Pushing the frontiers of audio generation

Overall impression of the tech

  • Many find the audio technically impressive and plausibly human, especially to non-native speakers.
  • Several commenters describe a “holy shit” moment where their brain briefly accepted it as real conversation.
  • Others emphasize it’s good but “not yet great,” especially around disfluencies (“um,” “uh”) and pacing.

Uncanny valley & “fake personality”

  • A dominant reaction is discomfort: voices feel like over-enthusiastic podcasters, ad reads, or awkward people reading a script.
  • Listeners dislike the exaggerated friendliness, faux excitement, and constant back-channeling (“oh yeah,” etc.), calling it grating and shallow.
  • People say they’d find this style annoying even from humans; the issue is tone and persona, not just artificiality.
  • Some report no uncanny valley, especially non-native speakers, but still don’t like the “talking over each other” podcast format.

Identity, style, and training data

  • Commenters note the voices lack a coherent “person” behind them: mannerisms and vocabulary feel averaged from training data, not tied to a distinct identity.
  • Accents are discussed (e.g., “British accent”), with recognition that lumping many regional accents together is imprecise.
  • Several suspect training was skewed toward “professional audio” (ads, podcasts, audiobooks), leading to overfitted “podcaster banter.”
  • The fake disfluencies feel mistimed and mechanical, which enhances the uncanny effect.

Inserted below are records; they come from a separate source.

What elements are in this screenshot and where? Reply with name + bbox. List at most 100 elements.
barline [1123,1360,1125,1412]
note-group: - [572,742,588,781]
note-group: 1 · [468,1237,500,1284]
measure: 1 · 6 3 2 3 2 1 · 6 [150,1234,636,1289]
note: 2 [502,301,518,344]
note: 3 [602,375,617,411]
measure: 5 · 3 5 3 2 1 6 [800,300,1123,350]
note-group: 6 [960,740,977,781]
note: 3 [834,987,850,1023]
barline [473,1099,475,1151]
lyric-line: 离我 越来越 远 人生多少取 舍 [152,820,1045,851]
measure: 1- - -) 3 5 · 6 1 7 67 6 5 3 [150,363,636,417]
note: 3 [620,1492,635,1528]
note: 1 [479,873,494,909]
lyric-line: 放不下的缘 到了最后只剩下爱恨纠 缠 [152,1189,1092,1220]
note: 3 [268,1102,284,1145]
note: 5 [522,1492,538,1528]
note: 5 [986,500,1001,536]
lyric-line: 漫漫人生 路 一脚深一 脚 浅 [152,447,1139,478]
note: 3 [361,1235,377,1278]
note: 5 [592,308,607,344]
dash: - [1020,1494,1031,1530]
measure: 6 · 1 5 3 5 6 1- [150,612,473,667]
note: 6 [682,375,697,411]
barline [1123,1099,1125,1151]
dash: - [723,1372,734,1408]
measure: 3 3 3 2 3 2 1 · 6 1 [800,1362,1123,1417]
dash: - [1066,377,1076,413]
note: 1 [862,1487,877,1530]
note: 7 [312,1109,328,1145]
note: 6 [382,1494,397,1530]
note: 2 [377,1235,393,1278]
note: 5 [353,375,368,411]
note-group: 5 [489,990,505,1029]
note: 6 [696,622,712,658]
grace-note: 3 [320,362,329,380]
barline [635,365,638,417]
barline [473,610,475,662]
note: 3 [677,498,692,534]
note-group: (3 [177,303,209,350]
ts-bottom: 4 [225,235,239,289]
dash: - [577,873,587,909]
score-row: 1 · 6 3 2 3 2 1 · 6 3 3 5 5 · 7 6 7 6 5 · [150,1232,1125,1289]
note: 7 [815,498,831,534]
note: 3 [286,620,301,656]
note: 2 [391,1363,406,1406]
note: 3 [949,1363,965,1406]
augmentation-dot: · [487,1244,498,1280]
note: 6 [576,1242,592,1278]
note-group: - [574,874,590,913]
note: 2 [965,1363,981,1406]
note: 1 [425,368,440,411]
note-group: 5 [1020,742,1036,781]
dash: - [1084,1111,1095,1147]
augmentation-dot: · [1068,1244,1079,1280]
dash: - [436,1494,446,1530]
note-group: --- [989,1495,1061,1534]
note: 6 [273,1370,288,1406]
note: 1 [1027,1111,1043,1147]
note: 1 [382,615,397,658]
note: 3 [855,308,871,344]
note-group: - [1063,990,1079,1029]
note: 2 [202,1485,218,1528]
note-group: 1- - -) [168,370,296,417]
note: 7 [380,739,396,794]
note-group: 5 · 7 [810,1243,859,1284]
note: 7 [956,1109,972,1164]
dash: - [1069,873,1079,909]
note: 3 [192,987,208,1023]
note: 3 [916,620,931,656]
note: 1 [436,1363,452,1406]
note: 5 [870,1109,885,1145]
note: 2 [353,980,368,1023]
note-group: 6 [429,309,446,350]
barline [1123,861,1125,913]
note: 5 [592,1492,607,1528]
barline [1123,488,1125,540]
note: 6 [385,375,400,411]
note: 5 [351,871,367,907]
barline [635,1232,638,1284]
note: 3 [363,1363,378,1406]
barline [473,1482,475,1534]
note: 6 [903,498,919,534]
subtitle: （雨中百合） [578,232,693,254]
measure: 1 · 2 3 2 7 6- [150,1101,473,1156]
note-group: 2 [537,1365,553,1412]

Use cases, tools, and adoption

  • Proposed uses: low-budget voice acting, YouTube narration, “reaction-style” commentary, reading articles or documents.
  • Some already use similar TTS tools (browser/OS features, commercial apps, cloud TTS APIs) to listen to blogs and papers.
  • NotebookLM’s podcast-style summaries are reported as both engaging and, for others, depressing—seen as replacing careful reading with chatty overviews.

Societal and creative impact

  • Concerns that AI-generated audio/music will flood platforms with low-effort content and “AI elevator music.”
  • Worries that automating commercial creative work “eats the seed corn,” undermining the ecosystem that trains future human creatives.
  • Others argue creative fields may eventually regrow as human-made work becomes a premium differentiator.